My attempts to save my marriage have now officially failed, so it's time for me to figure out how to pick up the pieces and move on with...strange and desperate as it may sound... with hope that one day we will remarry.
I think the odds are pretty slim, but it's not gonna stop me from trying, while becoming an even better person and maintaining my dignity and self-respect in the process.
Here's the quick stats:
Me: 47 She: 41 Together 4 years Married 6 months
About to be divorced any day now. She's just waiting for me to sign the papers.
I think the biggest question on my mind is, knowing that she feels the only chance we will ever have is for me to sign the papers and let her go, and knowing that I feel once those papers are signed she is gone for good...
What am I to do.
Shall la la la la I live for today?
Yeah, that's my first response. Stop thinking about the past or worrying about the future. Stop trying to control the outcome of everything and Just. Let. Go!

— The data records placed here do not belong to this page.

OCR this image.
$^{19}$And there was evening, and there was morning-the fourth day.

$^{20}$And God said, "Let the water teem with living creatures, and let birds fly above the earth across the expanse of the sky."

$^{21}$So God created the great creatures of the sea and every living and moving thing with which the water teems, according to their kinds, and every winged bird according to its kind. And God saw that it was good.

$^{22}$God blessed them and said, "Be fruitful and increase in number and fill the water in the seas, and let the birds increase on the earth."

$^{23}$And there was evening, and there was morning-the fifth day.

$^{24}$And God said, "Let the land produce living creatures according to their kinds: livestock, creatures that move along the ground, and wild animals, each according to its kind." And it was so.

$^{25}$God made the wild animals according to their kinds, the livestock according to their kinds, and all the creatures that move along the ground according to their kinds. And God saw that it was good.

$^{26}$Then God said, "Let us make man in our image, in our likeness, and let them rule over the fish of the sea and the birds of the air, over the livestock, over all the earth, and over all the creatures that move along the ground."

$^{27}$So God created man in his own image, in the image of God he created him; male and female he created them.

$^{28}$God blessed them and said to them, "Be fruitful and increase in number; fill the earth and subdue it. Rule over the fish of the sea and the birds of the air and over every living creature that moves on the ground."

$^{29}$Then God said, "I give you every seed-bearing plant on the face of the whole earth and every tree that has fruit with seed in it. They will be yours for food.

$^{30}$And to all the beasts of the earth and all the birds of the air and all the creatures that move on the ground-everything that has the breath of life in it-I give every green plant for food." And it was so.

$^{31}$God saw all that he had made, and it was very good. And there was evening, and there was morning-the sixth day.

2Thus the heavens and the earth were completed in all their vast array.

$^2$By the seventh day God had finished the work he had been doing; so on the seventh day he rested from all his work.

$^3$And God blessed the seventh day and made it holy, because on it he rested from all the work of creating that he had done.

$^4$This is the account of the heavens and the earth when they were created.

I know that's what she wants, and I know it's what she feels she needs.
Not much details for you to go on here, but whaddaya think?
She says she has spent too much time trying to please other people. Not just me. She says she is unhappy in our marriage and needs to do this for her. To stand up for herself even if it hurts me.
It's tough because that totally make sense to me.
S my question is, do I keep on trying to keep her at the table talking to our divorce busting coach?
Or do I respect her wishes and give her the divorce she wants
And if I let her go...
Does the cat ever come back?
Do people ever remarry the same partner after they have actually divorced them?
I am being the possibility of:
1) Integrity 2) Loving myself completely. 3) Things flowing naturally between us, without any fear or attachment to the outcome.